Uma vez instalado o poder
bolchevique, as diversas invasões do território russo contribuíram mais para
alimentar a oposição ideológica irredutível com os países capitalistas do que
uma suposta "luta de classes" em escala internacional. Para Stalin,
por exemplo, a razão de Estado sempre teve preeminência sobre o
"internacionalismo proletário", este último invariavelmente servindo
de travestimento ideológico aos interesses do Estado soviético.
Se se pode afirmar, portanto,
que foi a vocação imperial, mais do que a militância ideológica, que esteve na
origem da chamada "guerra fria", foi contudo o elemento ideológico
que exacerbou extraordinariamente o fator da segurança estratégica na ordem
mundial contemporânea, fenômeno ainda ressaltado pelo caráter militarmente
inédito da arma nuclear. Esta última seguramente impediu uma guerra
"suicida" entre o capitalismo e o socialismo, mas, no mesmo momento
em que a capacidade de retaliação ficou assegurada também do lado soviético,
ela deixou de ser uma "arma", no sentido militar do termo, para se
tornar um fator de dissuasão.
Evidentemente, os chefes
militares e muitos líderes políticos vão continuar acreditando na guerra
nuclear e na possibilidade do emprego da arma nuclear, daí a modernização
continuada do equipamento nuclear e as dificuldades de estabelecimento de um comprehensive nuclear test ban. Mas, a
concepção de que uma guerra nuclear é "racional" ou factível tem cada
vez menos adeptos. A dissuasão nuclear vai continuar existindo, pois ninguém
vai se desfazer de suas armas sem a garantia de que o adversário potencial está
seguindo o mesmo caminho. As alianças passaram no entanto a trabalhar com
cenários não-nucleares e estratégias não-ofensivas de defesa.

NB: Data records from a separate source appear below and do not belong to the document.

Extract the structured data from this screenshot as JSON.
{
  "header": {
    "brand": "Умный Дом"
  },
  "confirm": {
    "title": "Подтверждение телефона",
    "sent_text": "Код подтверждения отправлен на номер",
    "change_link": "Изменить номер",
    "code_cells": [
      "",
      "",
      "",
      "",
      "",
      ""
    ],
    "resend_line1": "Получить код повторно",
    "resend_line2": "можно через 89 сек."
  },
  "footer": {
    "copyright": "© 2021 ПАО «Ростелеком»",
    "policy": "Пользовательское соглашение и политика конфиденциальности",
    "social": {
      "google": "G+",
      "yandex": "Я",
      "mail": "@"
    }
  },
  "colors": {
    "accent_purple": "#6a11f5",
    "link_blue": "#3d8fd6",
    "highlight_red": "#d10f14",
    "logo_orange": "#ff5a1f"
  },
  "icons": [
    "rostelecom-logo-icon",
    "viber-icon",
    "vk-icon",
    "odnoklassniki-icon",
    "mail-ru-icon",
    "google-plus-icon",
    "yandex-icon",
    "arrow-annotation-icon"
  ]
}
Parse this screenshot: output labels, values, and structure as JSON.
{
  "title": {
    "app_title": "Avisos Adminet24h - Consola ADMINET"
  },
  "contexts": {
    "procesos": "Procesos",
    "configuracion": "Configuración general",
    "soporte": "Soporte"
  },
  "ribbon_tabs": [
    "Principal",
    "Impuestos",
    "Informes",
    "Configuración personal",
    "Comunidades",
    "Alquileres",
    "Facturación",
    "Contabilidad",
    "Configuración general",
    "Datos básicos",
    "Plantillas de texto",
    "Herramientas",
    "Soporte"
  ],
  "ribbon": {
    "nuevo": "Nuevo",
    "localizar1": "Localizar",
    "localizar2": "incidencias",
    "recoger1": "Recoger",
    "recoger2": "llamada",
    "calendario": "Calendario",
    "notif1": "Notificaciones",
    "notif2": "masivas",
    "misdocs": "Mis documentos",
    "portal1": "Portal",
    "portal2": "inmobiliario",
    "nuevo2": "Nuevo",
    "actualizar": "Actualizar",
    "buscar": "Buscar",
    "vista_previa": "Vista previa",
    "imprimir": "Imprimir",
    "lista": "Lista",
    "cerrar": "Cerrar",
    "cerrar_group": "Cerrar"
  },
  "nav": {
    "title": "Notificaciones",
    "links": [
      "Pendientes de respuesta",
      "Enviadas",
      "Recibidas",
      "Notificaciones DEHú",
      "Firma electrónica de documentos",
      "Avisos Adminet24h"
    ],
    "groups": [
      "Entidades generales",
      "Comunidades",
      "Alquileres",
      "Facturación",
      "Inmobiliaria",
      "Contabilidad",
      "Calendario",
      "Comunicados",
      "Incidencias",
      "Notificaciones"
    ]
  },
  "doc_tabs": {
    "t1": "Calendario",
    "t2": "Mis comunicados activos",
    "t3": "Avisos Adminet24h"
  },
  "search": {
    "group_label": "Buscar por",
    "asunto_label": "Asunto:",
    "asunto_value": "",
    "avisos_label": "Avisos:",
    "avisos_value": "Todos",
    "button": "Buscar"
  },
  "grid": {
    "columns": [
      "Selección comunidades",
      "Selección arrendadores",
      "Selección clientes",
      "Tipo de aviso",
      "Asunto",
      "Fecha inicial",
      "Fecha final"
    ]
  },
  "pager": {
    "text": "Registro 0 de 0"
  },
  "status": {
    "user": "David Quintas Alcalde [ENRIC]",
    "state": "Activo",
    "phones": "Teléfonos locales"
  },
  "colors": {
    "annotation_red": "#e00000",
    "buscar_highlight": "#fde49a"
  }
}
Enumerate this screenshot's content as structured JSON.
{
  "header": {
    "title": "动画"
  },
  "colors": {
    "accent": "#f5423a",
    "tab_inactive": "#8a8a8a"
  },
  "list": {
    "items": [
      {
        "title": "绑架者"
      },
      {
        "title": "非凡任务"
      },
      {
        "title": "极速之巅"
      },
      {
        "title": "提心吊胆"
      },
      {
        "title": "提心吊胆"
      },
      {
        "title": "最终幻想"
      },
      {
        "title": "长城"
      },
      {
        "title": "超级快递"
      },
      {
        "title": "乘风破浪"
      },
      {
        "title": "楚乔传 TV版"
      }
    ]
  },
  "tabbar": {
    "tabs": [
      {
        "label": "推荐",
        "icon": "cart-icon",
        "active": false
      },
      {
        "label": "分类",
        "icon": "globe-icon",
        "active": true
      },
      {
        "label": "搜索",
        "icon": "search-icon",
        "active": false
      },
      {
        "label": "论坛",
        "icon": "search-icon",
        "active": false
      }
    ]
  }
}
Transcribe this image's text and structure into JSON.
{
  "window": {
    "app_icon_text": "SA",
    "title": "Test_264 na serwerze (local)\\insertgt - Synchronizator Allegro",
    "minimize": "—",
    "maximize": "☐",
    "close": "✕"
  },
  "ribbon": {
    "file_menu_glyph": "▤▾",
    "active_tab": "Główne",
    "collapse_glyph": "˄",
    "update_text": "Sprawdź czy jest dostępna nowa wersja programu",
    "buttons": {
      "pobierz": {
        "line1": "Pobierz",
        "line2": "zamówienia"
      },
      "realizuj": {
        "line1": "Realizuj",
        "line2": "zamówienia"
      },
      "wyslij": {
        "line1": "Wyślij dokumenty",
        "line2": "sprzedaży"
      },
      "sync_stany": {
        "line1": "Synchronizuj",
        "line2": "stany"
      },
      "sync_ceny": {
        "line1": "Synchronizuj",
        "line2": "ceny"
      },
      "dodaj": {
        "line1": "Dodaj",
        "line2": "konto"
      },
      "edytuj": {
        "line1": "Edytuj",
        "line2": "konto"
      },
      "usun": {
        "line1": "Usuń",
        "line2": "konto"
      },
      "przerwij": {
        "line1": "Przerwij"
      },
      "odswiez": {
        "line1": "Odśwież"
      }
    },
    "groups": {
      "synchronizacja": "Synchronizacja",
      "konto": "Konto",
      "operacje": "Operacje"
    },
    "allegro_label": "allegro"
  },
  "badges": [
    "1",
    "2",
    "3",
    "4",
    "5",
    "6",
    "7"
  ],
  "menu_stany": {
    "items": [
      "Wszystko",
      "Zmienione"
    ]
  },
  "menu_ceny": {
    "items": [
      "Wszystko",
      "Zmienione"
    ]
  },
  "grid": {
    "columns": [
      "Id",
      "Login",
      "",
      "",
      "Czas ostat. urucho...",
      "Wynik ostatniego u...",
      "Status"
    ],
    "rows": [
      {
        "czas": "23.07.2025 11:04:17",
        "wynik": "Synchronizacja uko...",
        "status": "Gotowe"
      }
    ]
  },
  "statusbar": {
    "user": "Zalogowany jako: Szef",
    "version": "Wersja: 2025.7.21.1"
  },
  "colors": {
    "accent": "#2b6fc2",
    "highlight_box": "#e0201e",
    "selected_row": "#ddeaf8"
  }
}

Ainda que o mundo pós-nuclear
possa ser uma utopia, a superação da oposição Leste-Oeste não o é, desde que
não se dê a esse conceito uma elasticidade duvidosa para fazê-lo abrigar
igualmente os fenômenos de competição econômica ou de concorrência política no
âmbito de conflitos regionais. O esmaecimento da Guerra Fria deriva não apenas
do clima de détente militar propiciado pelo processo de desarmamento
estratégico e regional, mas também e principalmente da nova postura
internacional assumida pela União Soviética.
Os motivos dessa mudança
significativa no comportamento externo da superpotência socialista não têm
tanto a ver com o "novo pensamento" ou com os conceitos de
"segurança mútua" e de "interdependência", como com a dura
realidade do desequilíbrio tecnológico. Enquanto que o declínio do
"império americano" é largamente imaginário, o do rival socialista
não pode mais ser disfarçado: as bases econômicas do poder soviético, em sua
forma socialista de organização, passaram do estado de erosão ao de
desagregação irremediável.
A dimensão Leste-Oeste
continuará, é verdade, a desempenhar um papel relevante no jogo
político-diplomático do continente europeu no futuro imediato. Mas, a
delimitação dos interesses em causa obedecerá cada vez menos a critérios de
natureza ideológico-militar, para se concentrar nos imperativos da cooperação
econômica e do intercâmbio comercial. A Europa oriental, liberando-se da
ideologia que prometia enterrar o capitalismo, abre campo a que a Europa
ocidental por sua vez possa libertar-se do fantasma de uma defesa
superdimensionada.
Os contornos da nova realidade
são relativamente previsíveis: um grande espaço Mitteleuropeu no qual em lugar
de manobras de divisões adversárias se observará a circulação de mercadorias e
serviços. O cenário pode parecer róseo, mas o otimismo em direção ao futuro
parece ser uma mania daqueles que costumam lidar com os desastres do passado.